A linha entre humanos e máquinas nunca esteve tão borrada. Com o avanço da inteligência artificial, distinguir pessoas reais de bots virou um desafio crescente — e também um novo mercado. É nesse cenário que entra a World, empresa ligada a Sam Altman, CEO da OpenAI, que aposta em um método controverso: escanear os olhos das pessoas para comprovar sua identidade.
Agora, a proposta começa a ganhar força com parcerias estratégicas com plataformas globais como Tinder e Zoom — o que pode acelerar sua adoção em larga escala.
Como funciona o escaneamento ocular
A tecnologia da World gira em torno de um dispositivo físico chamado “Orb”, capaz de escanear a íris do usuário. O processo exige presença física: a pessoa precisa ir até um ponto específico onde o aparelho está disponível.
Após o escaneamento, o sistema gera uma identidade digital única, que comprova que aquele indivíduo é humano — e não um bot automatizado. Em teoria, isso cria uma espécie de “passaporte digital” para acessar serviços online com mais segurança.
No caso do Tinder, a proposta já foi testada no Japão e será expandida globalmente. Usuários que passarem pela verificação recebem um selo de “humano verificado” em seus perfis. Como incentivo, a plataforma oferecerá benefícios como “boosts” gratuitos, que aumentam temporariamente a visibilidade do perfil.
Zoom quer validar sua identidade em tempo real
Já o Zoom pretende usar uma abordagem ainda mais sofisticada.

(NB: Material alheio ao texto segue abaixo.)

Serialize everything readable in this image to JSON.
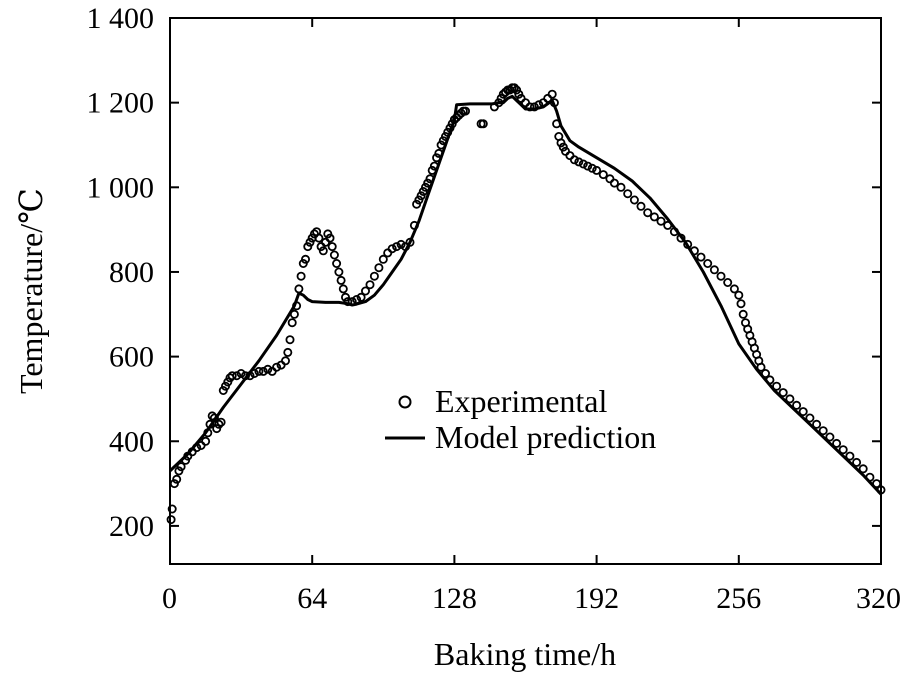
{
  "chart_data": {
    "type": "line",
    "xlabel": "Baking time/h",
    "ylabel": "Temperature/℃",
    "xlim": [
      0,
      320
    ],
    "ylim": [
      110,
      1400
    ],
    "x_ticks": [
      0,
      64,
      128,
      192,
      256,
      320
    ],
    "x_tick_labels": [
      "0",
      "64",
      "128",
      "192",
      "256",
      "320"
    ],
    "y_ticks": [
      200,
      400,
      600,
      800,
      1000,
      1200,
      1400
    ],
    "y_tick_labels": [
      "200",
      "400",
      "600",
      "800",
      "1 000",
      "1 200",
      "1 400"
    ],
    "grid": false,
    "legend_position": "center",
    "series": [
      {
        "name": "Experimental",
        "marker": "open-circle",
        "color": "#000000",
        "points": [
          [
            0.5,
            215
          ],
          [
            1,
            240
          ],
          [
            2,
            300
          ],
          [
            3,
            310
          ],
          [
            4,
            330
          ],
          [
            5,
            340
          ],
          [
            7,
            355
          ],
          [
            8,
            365
          ],
          [
            10,
            375
          ],
          [
            12,
            385
          ],
          [
            14,
            390
          ],
          [
            16,
            400
          ],
          [
            17,
            420
          ],
          [
            18,
            440
          ],
          [
            19,
            460
          ],
          [
            20,
            455
          ],
          [
            21,
            430
          ],
          [
            22,
            440
          ],
          [
            23,
            445
          ],
          [
            24,
            520
          ],
          [
            25,
            530
          ],
          [
            26,
            540
          ],
          [
            27,
            550
          ],
          [
            28,
            555
          ],
          [
            30,
            555
          ],
          [
            32,
            560
          ],
          [
            34,
            555
          ],
          [
            36,
            555
          ],
          [
            38,
            560
          ],
          [
            40,
            565
          ],
          [
            42,
            565
          ],
          [
            44,
            570
          ],
          [
            46,
            565
          ],
          [
            48,
            575
          ],
          [
            50,
            580
          ],
          [
            52,
            590
          ],
          [
            53,
            610
          ],
          [
            54,
            640
          ],
          [
            55,
            680
          ],
          [
            56,
            700
          ],
          [
            57,
            720
          ],
          [
            58,
            760
          ],
          [
            59,
            790
          ],
          [
            60,
            820
          ],
          [
            61,
            830
          ],
          [
            62,
            860
          ],
          [
            63,
            870
          ],
          [
            64,
            880
          ],
          [
            65,
            890
          ],
          [
            66,
            895
          ],
          [
            67,
            880
          ],
          [
            68,
            860
          ],
          [
            69,
            850
          ],
          [
            70,
            870
          ],
          [
            71,
            890
          ],
          [
            72,
            880
          ],
          [
            73,
            860
          ],
          [
            74,
            840
          ],
          [
            75,
            820
          ],
          [
            76,
            800
          ],
          [
            77,
            780
          ],
          [
            78,
            760
          ],
          [
            79,
            740
          ],
          [
            80,
            730
          ],
          [
            82,
            730
          ],
          [
            84,
            735
          ],
          [
            86,
            740
          ],
          [
            88,
            755
          ],
          [
            90,
            770
          ],
          [
            92,
            790
          ],
          [
            94,
            810
          ],
          [
            96,
            830
          ],
          [
            98,
            845
          ],
          [
            100,
            855
          ],
          [
            102,
            860
          ],
          [
            104,
            865
          ],
          [
            106,
            860
          ],
          [
            108,
            870
          ],
          [
            110,
            910
          ],
          [
            111,
            960
          ],
          [
            112,
            970
          ],
          [
            113,
            980
          ],
          [
            114,
            990
          ],
          [
            115,
            1000
          ],
          [
            116,
            1010
          ],
          [
            117,
            1020
          ],
          [
            118,
            1040
          ],
          [
            119,
            1050
          ],
          [
            120,
            1070
          ],
          [
            121,
            1080
          ],
          [
            122,
            1100
          ],
          [
            123,
            1110
          ],
          [
            124,
            1120
          ],
          [
            125,
            1130
          ],
          [
            126,
            1140
          ],
          [
            127,
            1150
          ],
          [
            128,
            1160
          ],
          [
            129,
            1165
          ],
          [
            130,
            1170
          ],
          [
            131,
            1175
          ],
          [
            132,
            1180
          ],
          [
            133,
            1180
          ],
          [
            140,
            1150
          ],
          [
            141,
            1150
          ],
          [
            146,
            1190
          ],
          [
            148,
            1200
          ],
          [
            149,
            1210
          ],
          [
            150,
            1220
          ],
          [
            151,
            1225
          ],
          [
            152,
            1230
          ],
          [
            153,
            1230
          ],
          [
            154,
            1235
          ],
          [
            155,
            1235
          ],
          [
            156,
            1230
          ],
          [
            157,
            1220
          ],
          [
            158,
            1210
          ],
          [
            160,
            1200
          ],
          [
            162,
            1190
          ],
          [
            164,
            1190
          ],
          [
            166,
            1195
          ],
          [
            168,
            1200
          ],
          [
            170,
            1210
          ],
          [
            172,
            1220
          ],
          [
            173,
            1200
          ],
          [
            174,
            1150
          ],
          [
            175,
            1120
          ],
          [
            176,
            1105
          ],
          [
            177,
            1095
          ],
          [
            178,
            1085
          ],
          [
            180,
            1075
          ],
          [
            182,
            1065
          ],
          [
            184,
            1060
          ],
          [
            186,
            1055
          ],
          [
            188,
            1050
          ],
          [
            190,
            1045
          ],
          [
            192,
            1040
          ],
          [
            195,
            1030
          ],
          [
            198,
            1020
          ],
          [
            200,
            1010
          ],
          [
            203,
            1000
          ],
          [
            206,
            985
          ],
          [
            209,
            970
          ],
          [
            212,
            955
          ],
          [
            215,
            940
          ],
          [
            218,
            930
          ],
          [
            221,
            920
          ],
          [
            224,
            910
          ],
          [
            227,
            895
          ],
          [
            230,
            880
          ],
          [
            233,
            865
          ],
          [
            236,
            850
          ],
          [
            239,
            835
          ],
          [
            242,
            820
          ],
          [
            245,
            805
          ],
          [
            248,
            790
          ],
          [
            251,
            775
          ],
          [
            254,
            760
          ],
          [
            256,
            745
          ],
          [
            257,
            725
          ],
          [
            258,
            700
          ],
          [
            259,
            680
          ],
          [
            260,
            665
          ],
          [
            261,
            650
          ],
          [
            262,
            635
          ],
          [
            263,
            620
          ],
          [
            264,
            605
          ],
          [
            265,
            590
          ],
          [
            266,
            575
          ],
          [
            268,
            560
          ],
          [
            270,
            545
          ],
          [
            273,
            530
          ],
          [
            276,
            515
          ],
          [
            279,
            500
          ],
          [
            282,
            485
          ],
          [
            285,
            470
          ],
          [
            288,
            455
          ],
          [
            291,
            440
          ],
          [
            294,
            425
          ],
          [
            297,
            410
          ],
          [
            300,
            395
          ],
          [
            303,
            380
          ],
          [
            306,
            365
          ],
          [
            309,
            350
          ],
          [
            312,
            335
          ],
          [
            315,
            315
          ],
          [
            318,
            300
          ],
          [
            320,
            285
          ]
        ]
      },
      {
        "name": "Model prediction",
        "marker": "line",
        "color": "#000000",
        "points": [
          [
            0,
            330
          ],
          [
            8,
            370
          ],
          [
            16,
            420
          ],
          [
            24,
            480
          ],
          [
            32,
            535
          ],
          [
            40,
            590
          ],
          [
            48,
            650
          ],
          [
            56,
            720
          ],
          [
            58,
            750
          ],
          [
            60,
            745
          ],
          [
            62,
            735
          ],
          [
            64,
            730
          ],
          [
            70,
            728
          ],
          [
            76,
            728
          ],
          [
            80,
            725
          ],
          [
            82,
            722
          ],
          [
            84,
            724
          ],
          [
            88,
            730
          ],
          [
            92,
            745
          ],
          [
            96,
            770
          ],
          [
            100,
            800
          ],
          [
            104,
            830
          ],
          [
            108,
            870
          ],
          [
            112,
            920
          ],
          [
            116,
            980
          ],
          [
            120,
            1040
          ],
          [
            124,
            1100
          ],
          [
            128,
            1160
          ],
          [
            129,
            1195
          ],
          [
            135,
            1197
          ],
          [
            140,
            1197
          ],
          [
            145,
            1197
          ],
          [
            148,
            1200
          ],
          [
            150,
            1200
          ],
          [
            152,
            1210
          ],
          [
            154,
            1215
          ],
          [
            156,
            1205
          ],
          [
            158,
            1195
          ],
          [
            160,
            1185
          ],
          [
            164,
            1185
          ],
          [
            168,
            1190
          ],
          [
            172,
            1205
          ],
          [
            174,
            1180
          ],
          [
            176,
            1145
          ],
          [
            180,
            1110
          ],
          [
            184,
            1095
          ],
          [
            192,
            1070
          ],
          [
            200,
            1045
          ],
          [
            208,
            1015
          ],
          [
            216,
            975
          ],
          [
            224,
            925
          ],
          [
            232,
            870
          ],
          [
            240,
            800
          ],
          [
            248,
            720
          ],
          [
            256,
            630
          ],
          [
            264,
            570
          ],
          [
            272,
            520
          ],
          [
            280,
            480
          ],
          [
            288,
            440
          ],
          [
            296,
            400
          ],
          [
            304,
            360
          ],
          [
            312,
            320
          ],
          [
            320,
            275
          ]
        ]
      }
    ]
  }
}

A empresa integrará uma tecnologia chamada World ID Deep Face, que combina diferentes camadas de verificação.
Primeiro, a imagem capturada durante o escaneamento no Orb é registrada. Depois, o sistema compara essa imagem com o rosto do usuário em tempo real, usando a câmera do dispositivo. Por fim, analisa o vídeo transmitido durante a chamada.

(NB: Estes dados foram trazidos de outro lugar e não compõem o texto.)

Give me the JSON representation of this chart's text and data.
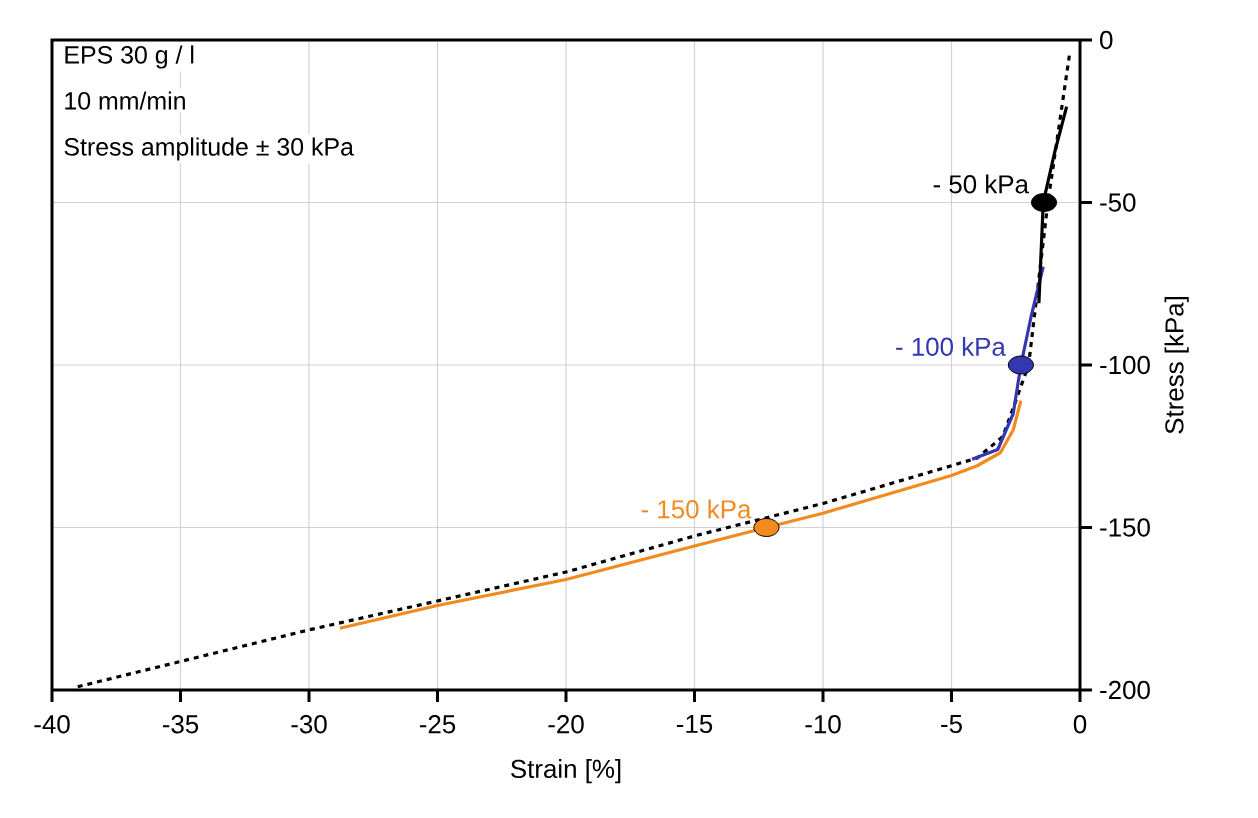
{
  "chart_data": {
    "type": "line",
    "xlabel": "Strain [%]",
    "ylabel": "Stress [kPa]",
    "xlim": [
      -40,
      0
    ],
    "xticks": [
      -40,
      -35,
      -30,
      -25,
      -20,
      -15,
      -10,
      -5,
      0
    ],
    "ylim": [
      -200,
      0
    ],
    "yticks": [
      -200,
      -150,
      -100,
      -50,
      0
    ],
    "grid": true,
    "annotations": [
      "EPS 30 g / l",
      "10 mm/min",
      "Stress amplitude ± 30 kPa",
      {
        "text": "- 50 kPa",
        "x": -1.4,
        "y": -50
      },
      {
        "text": "- 100 kPa",
        "x": -2.3,
        "y": -100
      },
      {
        "text": "- 150 kPa",
        "x": -12.2,
        "y": -150
      }
    ],
    "series": [
      {
        "color": "#000000",
        "line_style": "dotted",
        "marker": "none",
        "x": [
          -39,
          -30,
          -20,
          -15,
          -10,
          -5,
          -4,
          -3,
          -2,
          -1.25,
          -0.4
        ],
        "values": [
          -199,
          -181.5,
          -163.7,
          -152.6,
          -142.6,
          -131,
          -128.6,
          -122,
          -100,
          -50,
          -4
        ]
      },
      {
        "color": "#f28a1e",
        "line_style": "solid",
        "marker": "none",
        "x": [
          -28.8,
          -25,
          -20,
          -15,
          -12.2,
          -10,
          -5,
          -4,
          -3.1,
          -2.6,
          -2.3
        ],
        "values": [
          -181,
          -174,
          -166,
          -155.7,
          -150,
          -145.6,
          -134,
          -131,
          -127,
          -120,
          -111
        ]
      },
      {
        "color": "#3338b0",
        "line_style": "solid",
        "marker": "none",
        "x": [
          -4.2,
          -3.2,
          -2.6,
          -2.3,
          -1.9,
          -1.43
        ],
        "values": [
          -129,
          -126,
          -115,
          -100,
          -85,
          -69.7
        ]
      },
      {
        "color": "#000000",
        "line_style": "solid",
        "marker": "none",
        "x": [
          -1.6,
          -1.43,
          -1.0,
          -0.52
        ],
        "values": [
          -81,
          -50,
          -35,
          -20.5
        ]
      },
      {
        "type": "scatter",
        "color": "#000000",
        "marker": "circle",
        "x": [
          -1.4
        ],
        "values": [
          -50
        ]
      },
      {
        "type": "scatter",
        "color": "#3338b0",
        "marker": "circle",
        "x": [
          -2.3
        ],
        "values": [
          -100
        ]
      },
      {
        "type": "scatter",
        "color": "#f28a1e",
        "marker": "circle",
        "x": [
          -12.2
        ],
        "values": [
          -150
        ]
      }
    ]
  }
}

Se todos esses elementos coincidirem, o usuário recebe um selo de “Verified Human”. A ideia é reduzir fraudes, deepfakes e identidades falsas em reuniões online — algo cada vez mais relevante em ambientes corporativos.
Expansão para outros setores
A ambição da World não para por aí. A empresa também quer atuar no combate a bots que compram ingressos em massa para revenda — uma prática comum em shows e eventos.

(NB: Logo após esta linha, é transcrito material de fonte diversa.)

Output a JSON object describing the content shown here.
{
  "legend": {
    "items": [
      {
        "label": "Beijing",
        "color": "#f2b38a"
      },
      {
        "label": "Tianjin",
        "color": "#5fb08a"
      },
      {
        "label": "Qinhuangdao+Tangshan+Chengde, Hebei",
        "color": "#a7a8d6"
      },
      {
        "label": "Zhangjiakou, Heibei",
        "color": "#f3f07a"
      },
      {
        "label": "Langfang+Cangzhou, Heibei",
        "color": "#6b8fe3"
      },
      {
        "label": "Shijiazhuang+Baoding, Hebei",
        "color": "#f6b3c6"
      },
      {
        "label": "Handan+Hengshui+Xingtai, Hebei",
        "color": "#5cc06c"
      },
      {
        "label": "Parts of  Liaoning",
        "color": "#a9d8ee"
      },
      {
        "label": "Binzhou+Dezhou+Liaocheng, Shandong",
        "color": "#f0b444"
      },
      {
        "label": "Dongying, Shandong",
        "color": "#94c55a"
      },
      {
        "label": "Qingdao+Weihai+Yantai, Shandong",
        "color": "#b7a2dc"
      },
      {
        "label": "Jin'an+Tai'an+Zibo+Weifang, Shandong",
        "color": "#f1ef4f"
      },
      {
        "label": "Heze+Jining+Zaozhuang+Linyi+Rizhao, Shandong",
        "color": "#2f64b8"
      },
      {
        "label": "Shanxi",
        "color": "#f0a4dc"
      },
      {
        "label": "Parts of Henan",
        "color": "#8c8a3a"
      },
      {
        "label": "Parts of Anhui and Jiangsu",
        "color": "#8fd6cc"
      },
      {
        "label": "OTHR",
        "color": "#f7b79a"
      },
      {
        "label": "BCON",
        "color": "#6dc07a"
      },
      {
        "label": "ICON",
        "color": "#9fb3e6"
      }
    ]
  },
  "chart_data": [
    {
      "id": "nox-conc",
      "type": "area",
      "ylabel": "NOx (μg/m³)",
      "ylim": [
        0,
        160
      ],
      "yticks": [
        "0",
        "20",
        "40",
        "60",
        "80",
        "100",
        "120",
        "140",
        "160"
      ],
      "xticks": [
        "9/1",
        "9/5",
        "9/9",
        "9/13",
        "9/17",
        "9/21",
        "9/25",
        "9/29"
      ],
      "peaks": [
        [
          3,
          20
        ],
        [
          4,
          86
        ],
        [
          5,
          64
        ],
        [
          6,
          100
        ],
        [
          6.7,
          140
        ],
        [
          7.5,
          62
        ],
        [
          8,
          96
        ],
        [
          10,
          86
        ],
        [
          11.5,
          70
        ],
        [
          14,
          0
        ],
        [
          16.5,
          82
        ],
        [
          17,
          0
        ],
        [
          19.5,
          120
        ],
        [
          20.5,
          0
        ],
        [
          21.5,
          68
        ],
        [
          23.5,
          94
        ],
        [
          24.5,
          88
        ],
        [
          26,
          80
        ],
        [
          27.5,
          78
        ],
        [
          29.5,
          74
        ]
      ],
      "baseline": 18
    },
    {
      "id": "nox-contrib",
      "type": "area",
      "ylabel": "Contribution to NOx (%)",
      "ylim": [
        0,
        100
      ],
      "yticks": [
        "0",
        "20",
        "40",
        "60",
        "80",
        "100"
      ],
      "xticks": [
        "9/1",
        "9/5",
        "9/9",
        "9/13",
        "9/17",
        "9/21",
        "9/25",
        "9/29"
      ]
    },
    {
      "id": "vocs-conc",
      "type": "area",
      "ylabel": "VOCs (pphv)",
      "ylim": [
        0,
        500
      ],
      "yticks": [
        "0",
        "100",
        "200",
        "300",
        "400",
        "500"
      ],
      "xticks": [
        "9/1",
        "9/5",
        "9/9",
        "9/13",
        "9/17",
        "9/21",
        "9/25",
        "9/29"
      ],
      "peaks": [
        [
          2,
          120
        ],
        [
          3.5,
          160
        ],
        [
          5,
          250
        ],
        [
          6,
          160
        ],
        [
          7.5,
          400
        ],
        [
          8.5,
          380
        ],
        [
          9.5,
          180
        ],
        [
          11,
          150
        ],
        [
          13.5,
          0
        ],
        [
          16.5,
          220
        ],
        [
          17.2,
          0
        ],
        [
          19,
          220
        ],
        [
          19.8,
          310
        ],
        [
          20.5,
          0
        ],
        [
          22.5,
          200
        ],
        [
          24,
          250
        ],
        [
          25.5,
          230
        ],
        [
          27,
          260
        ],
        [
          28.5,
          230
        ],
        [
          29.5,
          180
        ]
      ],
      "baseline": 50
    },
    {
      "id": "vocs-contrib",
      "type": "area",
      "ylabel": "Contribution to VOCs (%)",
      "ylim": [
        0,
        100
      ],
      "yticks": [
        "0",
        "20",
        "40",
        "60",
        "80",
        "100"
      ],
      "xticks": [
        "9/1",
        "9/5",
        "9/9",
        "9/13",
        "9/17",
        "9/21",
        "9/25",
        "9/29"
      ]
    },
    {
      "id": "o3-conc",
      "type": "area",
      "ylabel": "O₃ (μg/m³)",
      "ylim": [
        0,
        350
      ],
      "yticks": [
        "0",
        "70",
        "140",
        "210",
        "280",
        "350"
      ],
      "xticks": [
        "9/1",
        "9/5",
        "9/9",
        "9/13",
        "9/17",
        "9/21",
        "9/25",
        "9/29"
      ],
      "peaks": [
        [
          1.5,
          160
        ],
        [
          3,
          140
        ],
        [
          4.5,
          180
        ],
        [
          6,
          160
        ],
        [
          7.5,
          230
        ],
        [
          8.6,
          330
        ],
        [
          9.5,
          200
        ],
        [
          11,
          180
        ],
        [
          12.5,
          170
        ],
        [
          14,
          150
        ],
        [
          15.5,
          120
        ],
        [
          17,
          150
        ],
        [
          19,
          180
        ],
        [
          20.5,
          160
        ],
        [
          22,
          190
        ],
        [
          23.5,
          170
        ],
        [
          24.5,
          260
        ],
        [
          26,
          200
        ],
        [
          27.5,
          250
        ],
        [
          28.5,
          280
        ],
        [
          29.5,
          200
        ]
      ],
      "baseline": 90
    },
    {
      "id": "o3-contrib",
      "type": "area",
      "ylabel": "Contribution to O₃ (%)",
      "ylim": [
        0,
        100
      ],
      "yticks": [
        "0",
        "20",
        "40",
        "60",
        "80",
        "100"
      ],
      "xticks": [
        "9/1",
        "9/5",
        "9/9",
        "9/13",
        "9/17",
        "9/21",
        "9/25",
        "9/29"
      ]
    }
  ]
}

Para isso, desenvolveu o “Concert Kit”, um software que permitiria às plataformas de venda garantir que apenas pessoas reais estão comprando ingressos. Mais uma vez, a autenticação depende do escaneamento biométrico.
Privacidade em jogo
Apesar das promessas de segurança, o modelo levanta preocupações sérias. A coleta de dados biométricos — especialmente algo tão sensível quanto a íris — é considerada uma das formas mais invasivas de identificação.
Críticos apontam que confiar esses dados a empresas privadas pode trazer riscos difíceis de reverter. Diferente de uma senha, dados biométricos não podem ser alterados em caso de vazamento.
Além disso, há um histórico controverso. A World já foi criticada por oferecer incentivos financeiros, como criptomoedas, para atrair usuários em países em desenvolvimento — prática vista por alguns especialistas como potencialmente exploratória.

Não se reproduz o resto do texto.